Lyndsay Laxton, OTR/L

Lyndsay Laxton is a Senior Occupational Therapist currently in her 7th year at University of Colorado Hospital. Her clinical experience at UCH spans multiple units, including Neurosciences, Medical ICU, and Surgical-Trauma ICU. Her clinical and research interests include ICU rehabilitation, delirium management, and utilization of the ICU Diary.

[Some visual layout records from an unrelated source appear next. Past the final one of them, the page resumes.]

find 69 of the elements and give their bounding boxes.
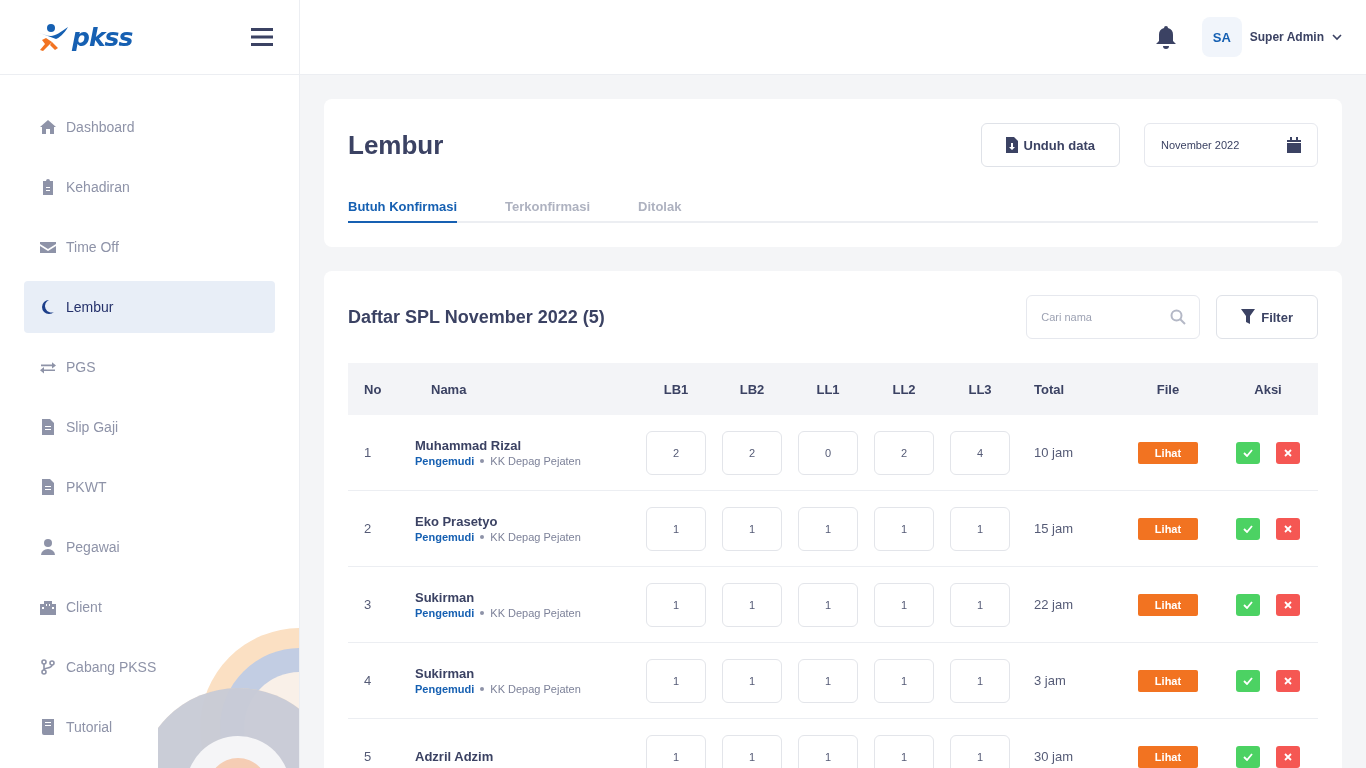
- employee-name: Sukirman: [415, 666, 475, 681]
- column-header: LB1: [638, 363, 714, 415]
- column-header: Nama: [415, 363, 638, 415]
- role-link[interactable]: Pengemudi: [415, 683, 475, 695]
- row-number: 4: [364, 673, 372, 688]
- column-header: No: [348, 363, 415, 415]
- hours-field[interactable]: 1: [722, 658, 782, 703]
- sidebar-item[interactable]: Lembur: [24, 281, 275, 333]
- row-number: 2: [364, 521, 372, 536]
- month-field[interactable]: November 2022: [1144, 123, 1318, 167]
- column-header: Total: [1018, 363, 1118, 415]
- column-header: File: [1118, 363, 1218, 415]
- hours-field[interactable]: 1: [798, 582, 858, 627]
- logo-text: pkss: [72, 22, 133, 52]
- filter-button[interactable]: Filter: [1216, 295, 1318, 339]
- hours-field[interactable]: 1: [950, 582, 1010, 627]
- hours-field[interactable]: 1: [874, 582, 934, 627]
- hours-field[interactable]: 1: [798, 506, 858, 551]
- list-title: Daftar SPL November 2022 (5): [348, 306, 606, 328]
- column-header: LL2: [866, 363, 942, 415]
- user-avatar[interactable]: SA: [1201, 17, 1242, 57]
- hours-field[interactable]: 4: [950, 430, 1010, 475]
- user-name[interactable]: Super Admin: [1249, 30, 1324, 44]
- location-text: KK Depag Pejaten: [490, 607, 581, 619]
- total-hours: 15 jam: [1034, 521, 1074, 536]
- location-text: KK Depag Pejaten: [490, 455, 581, 467]
- hours-field[interactable]: 1: [950, 506, 1010, 551]
- hours-field[interactable]: 2: [874, 430, 934, 475]
- role-link[interactable]: Pengemudi: [415, 607, 475, 619]
- employee-name: Muhammad Rizal: [415, 438, 522, 453]
- hours-field[interactable]: 1: [874, 658, 934, 703]
- hours-field[interactable]: 1: [874, 506, 934, 551]
- hours-field[interactable]: 1: [874, 734, 934, 768]
- role-link[interactable]: Pengemudi: [415, 531, 475, 543]
- column-header: LB2: [714, 363, 790, 415]
- employee-name: Eko Prasetyo: [415, 514, 498, 529]
- hours-field[interactable]: 1: [722, 506, 782, 551]
- employee-name: Sukirman: [415, 590, 475, 605]
- total-hours: 3 jam: [1034, 673, 1066, 688]
- row-number: 3: [364, 597, 372, 612]
- hours-field[interactable]: 1: [722, 734, 782, 768]
- download-button[interactable]: Unduh data: [980, 123, 1120, 167]
- row-number: 1: [364, 445, 372, 460]
- column-header: LL3: [942, 363, 1018, 415]
- total-hours: 10 jam: [1034, 445, 1074, 460]
- search-field[interactable]: Cari nama: [1026, 295, 1201, 339]
- hours-field[interactable]: 1: [722, 582, 782, 627]
- hours-field[interactable]: 1: [950, 658, 1010, 703]
- employee-name: Adzril Adzim: [415, 749, 494, 764]
- hours-field[interactable]: 1: [646, 582, 706, 627]
- column-header: Aksi: [1218, 363, 1318, 415]
- column-header: LL1: [790, 363, 866, 415]
- hours-field[interactable]: 1: [646, 658, 706, 703]
- hours-field[interactable]: 1: [950, 734, 1010, 768]
- location-text: KK Depag Pejaten: [490, 531, 581, 543]
- page-title: Lembur: [348, 129, 445, 161]
- hours-field[interactable]: 1: [646, 734, 706, 768]
- role-link[interactable]: Pengemudi: [415, 455, 475, 467]
- total-hours: 30 jam: [1034, 749, 1074, 764]
- hours-field[interactable]: 0: [798, 430, 858, 475]
- hours-field[interactable]: 2: [722, 430, 782, 475]
- tab[interactable]: Butuh Konfirmasi: [348, 193, 458, 223]
- hours-field[interactable]: 1: [798, 658, 858, 703]
- hours-field[interactable]: 2: [646, 430, 706, 475]
- hours-field[interactable]: 1: [646, 506, 706, 551]
- total-hours: 22 jam: [1034, 597, 1074, 612]
- hours-field[interactable]: 1: [798, 734, 858, 768]
- row-number: 5: [364, 749, 372, 764]
- location-text: KK Depag Pejaten: [490, 683, 581, 695]
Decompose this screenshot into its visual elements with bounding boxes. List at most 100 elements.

In November 2017, Lyndsay presented “Implementation of the ICU Diary Intervention within the Medical Intensive Care Unit” at the 5th European Conference on Weaning & Rehabilitation in Critically Ill Patients in London, England.


meghan morrow

Meghan Morrow, OTR/L

Meghan Morrow is a Senior Occupational Therapist currently in her 15th year of practice.  She started her career working at RIC specializing in stroke rehabilitation and coordinating various research projects in RIC’s Robotic Lab.   Meghan joined University of Colorado Hospital in 2016 with a true passion in administering quality evidence based practice to patients who have sustained a neurologic injury in hopes of facilitating functional recovery. Meghan’s clinical experience at UCH includes the Neuro ICU, Neurosciences and recently treating patients in the Neurological Outpatient Program.